Twenty two games down and what do we know about the Boston Bruins.  We know that despite the panic that set into the fandom when a two game losing streak hits, that all it takes is a couple of solid wins and everything is back to normal in Boston Hockey land. The Bruins settled the bridge jumpers by not allowing the third period breakdowns that lead to all three of their regulation losses. Solid goaltending from both Anton Khudobin and Tuukka Rask and the number two line being upgraded to the number one line as Bergeron centering Tyler Seguin and Brad Marchand has produced a mountain of points (38) in their last ten games. Seguin has six goals and 13 points in his last 11 games.

Obviously the scoring has been their, its just as the coach says, putting together a full 60 minute effort consistently! Saturday against the Philadelphia Flyers, the Bruins did exactly that in all phases of the game.  Tuukka Rask was stout in goal on the limited number of chances Boston’s defense allowed, whether on the power play or even strength. Tyler Seguin continues his torrid pace with another power play goal, his 8th on the year. Even better was the contributions from the third and fourth lines as Chris Kelley & Daniel Paille each potted a goal. Since the start of the 2011 Stanley Cup Playoffs, when Kelly scores, Boston is a remarkable 26-0-0, according to brilliant stat man @MichaelSBerger. Kelly knows and even says “I need to score more” in order for the Bruins to continue their winning ways.  Without those contributions from lines 3 & 4, well, teams will put their best checkers on the top lines and if the likes of Patrice Bergeron, Brad Marchand and Seguin can’t fight through those checks, the Bruins are in trouble.

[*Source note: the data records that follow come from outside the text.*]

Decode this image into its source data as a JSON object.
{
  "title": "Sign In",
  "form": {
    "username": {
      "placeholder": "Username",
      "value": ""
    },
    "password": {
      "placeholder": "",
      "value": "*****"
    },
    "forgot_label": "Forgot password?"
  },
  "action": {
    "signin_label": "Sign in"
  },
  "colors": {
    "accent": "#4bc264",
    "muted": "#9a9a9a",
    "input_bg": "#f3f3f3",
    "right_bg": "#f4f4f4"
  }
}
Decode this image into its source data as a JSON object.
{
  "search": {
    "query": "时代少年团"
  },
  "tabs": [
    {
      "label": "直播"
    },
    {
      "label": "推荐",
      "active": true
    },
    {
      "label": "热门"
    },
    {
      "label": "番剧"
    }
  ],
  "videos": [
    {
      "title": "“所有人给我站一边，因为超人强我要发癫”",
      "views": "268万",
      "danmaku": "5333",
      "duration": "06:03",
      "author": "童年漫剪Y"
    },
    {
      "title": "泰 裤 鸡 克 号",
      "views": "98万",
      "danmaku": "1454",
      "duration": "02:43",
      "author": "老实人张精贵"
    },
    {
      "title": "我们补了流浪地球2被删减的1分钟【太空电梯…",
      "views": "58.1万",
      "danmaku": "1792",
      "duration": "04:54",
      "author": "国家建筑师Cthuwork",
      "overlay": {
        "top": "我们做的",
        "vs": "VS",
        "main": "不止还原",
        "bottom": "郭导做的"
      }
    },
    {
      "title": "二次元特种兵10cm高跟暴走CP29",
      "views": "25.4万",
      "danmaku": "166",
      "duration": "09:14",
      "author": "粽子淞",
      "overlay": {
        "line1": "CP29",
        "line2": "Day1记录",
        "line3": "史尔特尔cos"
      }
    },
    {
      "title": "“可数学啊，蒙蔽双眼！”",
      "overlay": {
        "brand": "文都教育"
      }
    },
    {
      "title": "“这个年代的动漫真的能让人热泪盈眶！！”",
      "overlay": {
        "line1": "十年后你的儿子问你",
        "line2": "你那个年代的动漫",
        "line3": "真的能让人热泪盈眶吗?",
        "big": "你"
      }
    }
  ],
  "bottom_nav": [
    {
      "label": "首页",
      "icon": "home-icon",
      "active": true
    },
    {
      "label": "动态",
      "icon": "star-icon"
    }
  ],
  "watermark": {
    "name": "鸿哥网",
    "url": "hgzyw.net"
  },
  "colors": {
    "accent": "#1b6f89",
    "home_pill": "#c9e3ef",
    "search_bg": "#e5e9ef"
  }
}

So far, the team has been able to avoid a losing streak of any significance and Claude Julien remains steady in his coaching philosophy of rolling four lines, playing in your own end is as important as any other place on the ice.  As frustrating as that can be for fans and media alike, and it takes a lot not to question him, I respect him for not allowing outside sources to influence his decisions of how his brand of hockey should be played. After all, we do have June 15, 2011.

Bostonians have become somewhat spoiled in how they view there teams success. The Bruins will be just fine as long as everyone does the things that are asked of them and get contributions from everyone.   With just about half this shortened season gone, there is no reason for panic.